Obrolan mereka berakhir ketika Ananta berteriak jika sarapan sudah bisa dimulai sekarang. Semua sudah mendapatkan porisnya masing-masing.
"Berdo'a dimulai!" Teriak Om Edy memimpin acara sarapan.
Ketika keadaan tengah hening karena semua sedang memanjatkan do'a sebelum makan, handphone Rai tiba-tiba berdering dari arah kamar. Menggema ke seluruh ruangan karena keadaan tengah sunyi sekarang.
"Berdo'a tidak akan pernah selesai. Selamat makan."
Semua mulai menyantap sarapannya, tapi tidak dengan Rai yang berlari ke arah kamar untuk mengangkat panggilan.
Panggilan video dari Rey membuat jantungnya langsung berdegup kencang.
Semenjak pertanyaan kemarin, Rai merasa sedikit malu ketika mengeja namanya.
Pelan tapi pasti, Rai mengangkat panggilan video itu.
Bukan Rey yang ia lihat. Melainkan Angkasa juga Lengkara yang entah sedang berada dimana bersama Rey di sebrang sana.
"Rai! Kapan pulang?!" Tanya Angkasa membuka obrolan.
"Besok, Sa."
Rai mulai mengambil tempat dengan duduk di ujung ranjang.
"Yah, kirain hari ini. Soalnya kita sekarang lagi jalan-jalan, nih! Kalau ada lo pasti seru."
"Wah! Jalan-jalan kemana?"
Lengkara yang memegang handphone Rey memperlihatkan dimana mereka berada sekarang.
"Monas! Ayok, Rai. Pulang sekarang, ada yang kangen sama lo." Lengkara mengarahkan kameranya ke arah Rey yang kini melambaikan tangannya dengan senyum lebar.

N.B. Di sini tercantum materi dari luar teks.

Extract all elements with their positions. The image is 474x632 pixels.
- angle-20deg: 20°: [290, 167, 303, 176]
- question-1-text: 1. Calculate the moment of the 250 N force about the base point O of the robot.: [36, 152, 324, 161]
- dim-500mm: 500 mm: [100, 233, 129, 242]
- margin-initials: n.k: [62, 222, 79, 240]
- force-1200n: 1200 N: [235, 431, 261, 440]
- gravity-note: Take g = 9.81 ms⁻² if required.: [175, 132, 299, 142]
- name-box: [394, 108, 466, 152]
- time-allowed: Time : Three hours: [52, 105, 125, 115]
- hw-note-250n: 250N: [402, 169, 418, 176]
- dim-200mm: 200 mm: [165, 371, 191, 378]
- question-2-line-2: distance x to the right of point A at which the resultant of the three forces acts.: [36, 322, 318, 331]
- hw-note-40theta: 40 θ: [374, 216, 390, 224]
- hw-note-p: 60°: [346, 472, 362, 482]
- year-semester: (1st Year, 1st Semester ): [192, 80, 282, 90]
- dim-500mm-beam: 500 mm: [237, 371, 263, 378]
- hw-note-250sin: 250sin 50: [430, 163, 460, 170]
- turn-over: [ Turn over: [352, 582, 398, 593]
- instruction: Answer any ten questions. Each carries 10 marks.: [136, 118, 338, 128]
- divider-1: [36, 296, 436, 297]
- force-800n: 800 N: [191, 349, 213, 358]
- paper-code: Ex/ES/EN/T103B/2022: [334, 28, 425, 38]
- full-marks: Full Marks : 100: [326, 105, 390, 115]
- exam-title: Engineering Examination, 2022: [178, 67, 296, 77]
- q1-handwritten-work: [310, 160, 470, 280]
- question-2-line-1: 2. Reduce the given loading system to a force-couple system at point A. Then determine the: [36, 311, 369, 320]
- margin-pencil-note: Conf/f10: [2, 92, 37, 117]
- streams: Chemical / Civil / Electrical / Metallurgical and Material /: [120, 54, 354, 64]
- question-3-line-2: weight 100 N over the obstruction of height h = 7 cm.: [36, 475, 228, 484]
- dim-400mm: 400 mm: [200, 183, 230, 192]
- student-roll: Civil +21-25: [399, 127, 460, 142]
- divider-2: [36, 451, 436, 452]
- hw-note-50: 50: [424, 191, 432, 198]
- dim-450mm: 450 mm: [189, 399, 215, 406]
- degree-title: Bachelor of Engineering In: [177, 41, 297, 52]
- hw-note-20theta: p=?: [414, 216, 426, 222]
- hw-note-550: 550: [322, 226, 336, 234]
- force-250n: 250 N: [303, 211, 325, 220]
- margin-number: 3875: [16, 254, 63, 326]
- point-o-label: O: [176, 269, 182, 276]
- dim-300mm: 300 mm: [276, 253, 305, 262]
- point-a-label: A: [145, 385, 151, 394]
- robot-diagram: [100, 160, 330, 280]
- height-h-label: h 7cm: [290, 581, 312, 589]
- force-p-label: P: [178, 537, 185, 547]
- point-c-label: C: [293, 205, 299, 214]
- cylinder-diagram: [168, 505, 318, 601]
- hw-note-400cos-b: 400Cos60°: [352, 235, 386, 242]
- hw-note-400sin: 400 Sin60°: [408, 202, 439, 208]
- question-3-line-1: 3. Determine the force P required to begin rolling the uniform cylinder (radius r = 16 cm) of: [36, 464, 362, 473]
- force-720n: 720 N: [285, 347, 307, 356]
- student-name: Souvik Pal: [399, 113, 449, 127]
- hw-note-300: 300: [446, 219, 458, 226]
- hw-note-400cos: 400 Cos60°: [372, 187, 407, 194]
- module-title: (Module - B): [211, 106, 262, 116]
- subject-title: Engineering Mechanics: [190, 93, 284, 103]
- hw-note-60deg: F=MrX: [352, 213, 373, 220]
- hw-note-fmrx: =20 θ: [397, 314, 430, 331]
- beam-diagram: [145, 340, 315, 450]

Di sebrang sana Lengkara berteriak heboh ketika Rey tersenyum, dan mendapat ketokan pelan di kepalanya oleh Angkasa yang merasa kebisingan.
Rai yang melihat tingkah dua orang itu terkekeh pelan.
"Pulang besok?" Ketika suara Rey kembali terdengar, jantungnya tiba-tiba berdetak lebih kencang. Akibat jawaban Rey kemarin membuatnya melayang.
"Iya."
Lagi, Rey tersenyum ke arahnya di kamera "Gue tunggu."
Astaga, kenapa dengan jantungnya sekarang? Apa benar ia mulai menyukai Rey? Jika iya, lantas ia harus melakukan apa?